After my last painting session I realized that I needed a better understanding of my palette and the skin tones in the image, so I did some color mapping.
When I was painting this model I was just guessing about what colors I need and where they went. I didn’t even have a clear idea of mixtures that I could use to get certain colors. So most of the time I was ending up with very muddy color.
The idea is that if I can figure out a general idea of what colors I need then I can reproduce this with my palette with as least mixing as possible, thereby producing some very clean mixtures. This will also simplify the whole painting process. I can just look at my color map chart and figure out where which color on the chart will best match what I need on the photograph and put it down.
In Photoshop I picked out a multitude of spots on the figure and created some color swatches. With this I’m trying to get a relative idea of what the actual colors on the body looked like without being confused with all the other colors around them. Except for the white dot at the top, that is just pure white for a comparative.

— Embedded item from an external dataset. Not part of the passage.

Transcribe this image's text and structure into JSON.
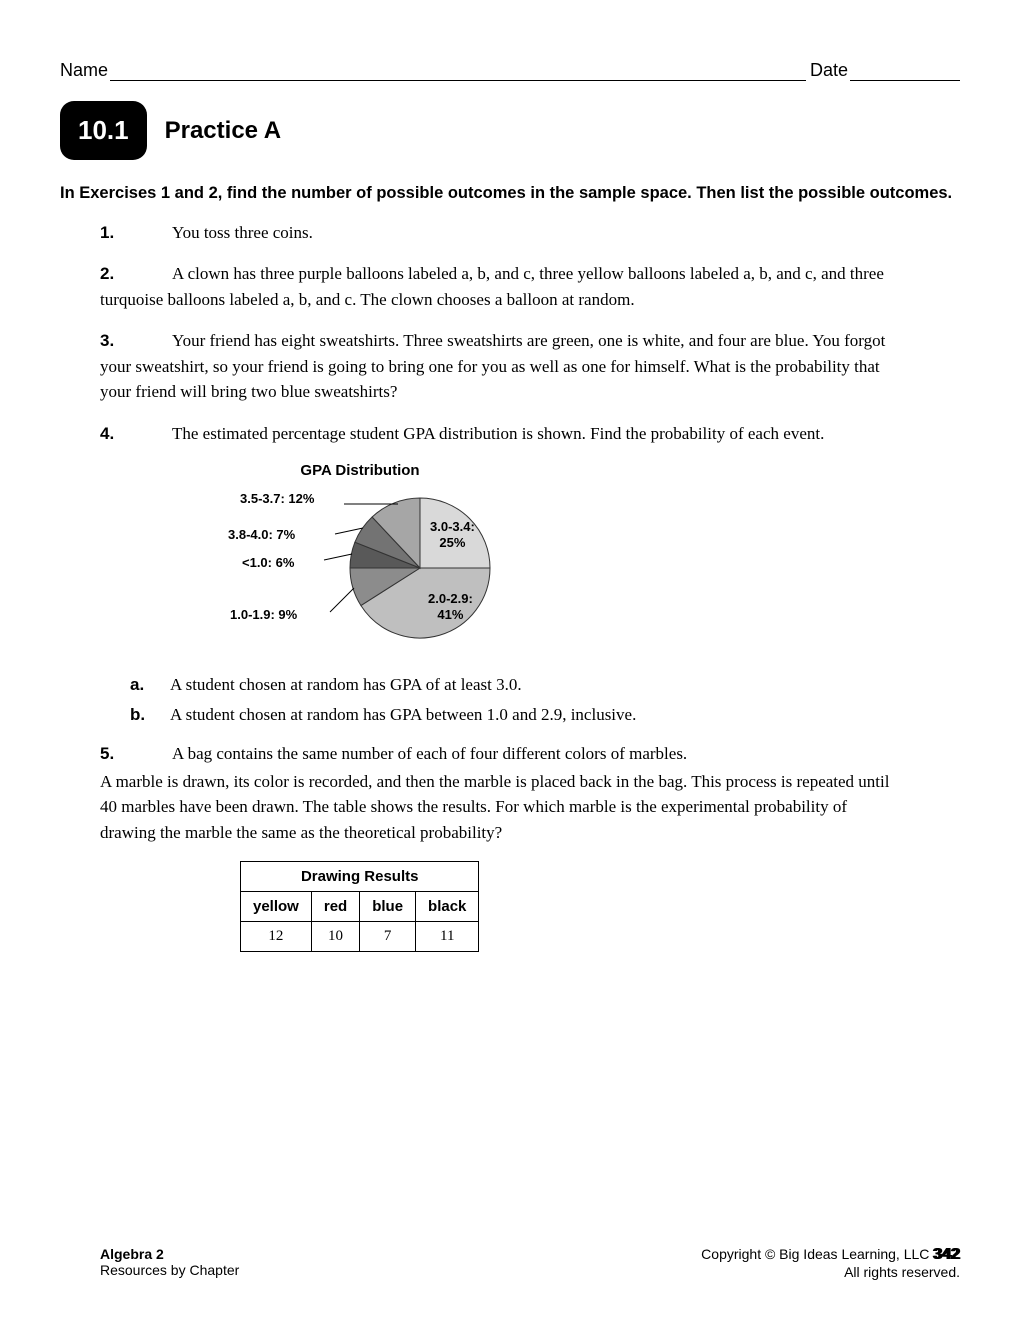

I was surprised at the simplicity of the range of colors. Also, look how far the lightest color is from white. Just seeing this I immediately had a better understanding of all the major colors in the figure.
Now I just need to see how I can make those colors with my palette.

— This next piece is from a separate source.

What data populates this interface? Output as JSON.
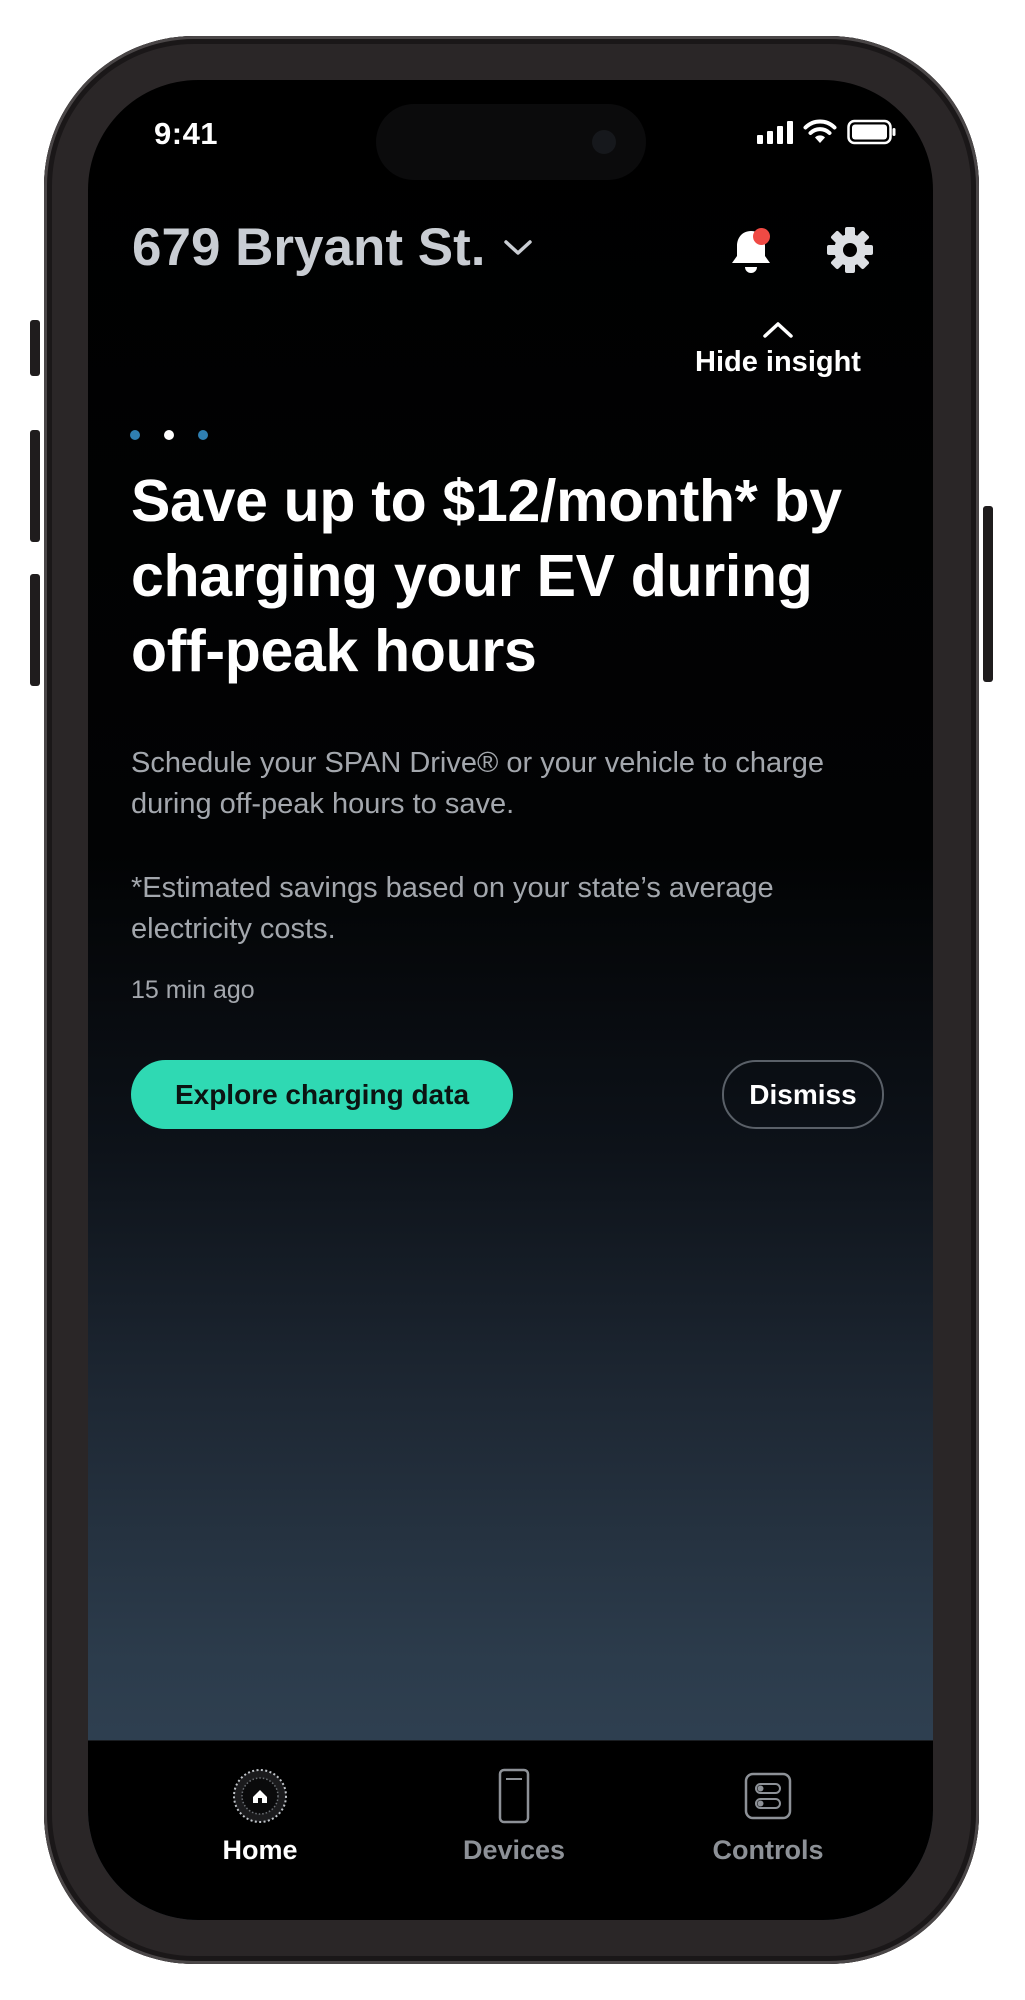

Again I was very surprised at the simplicity here. With two small exceptions I was able to get a very close approximation of all the colors I would need for the figure with just three colors and white.
Alizarin Permanent, Sap Green, Cadmium Red Light and White were the main mixtures. These mixtures got me 95% of the way there.
I tried two swatches with Transparent Earth Orange + Sap Green to get a more intense set, but I don’t think I will need it. I also used a mixture of Alizarin, Sap Green, Ultramarine Blue and white to get a very nice warm grey.
The main mixtures are with Alizarin and Cadmium Red Light. I did three sets of mixes with these two reds and Sap Green. Each mixture has the red dominating, the green dominating and one where they both are of equal measure. These measures are not based on amount of paint but on the color they produce.
I figure the next time I work on this figure all I have to do is have this map next to me, make a mixture then match it on the map before I put it down, easy.
1 thought on “Color Mapping”
For some reason, I feel this is the artist equivalent to a writer making lists. It’s part of the process, and I love them.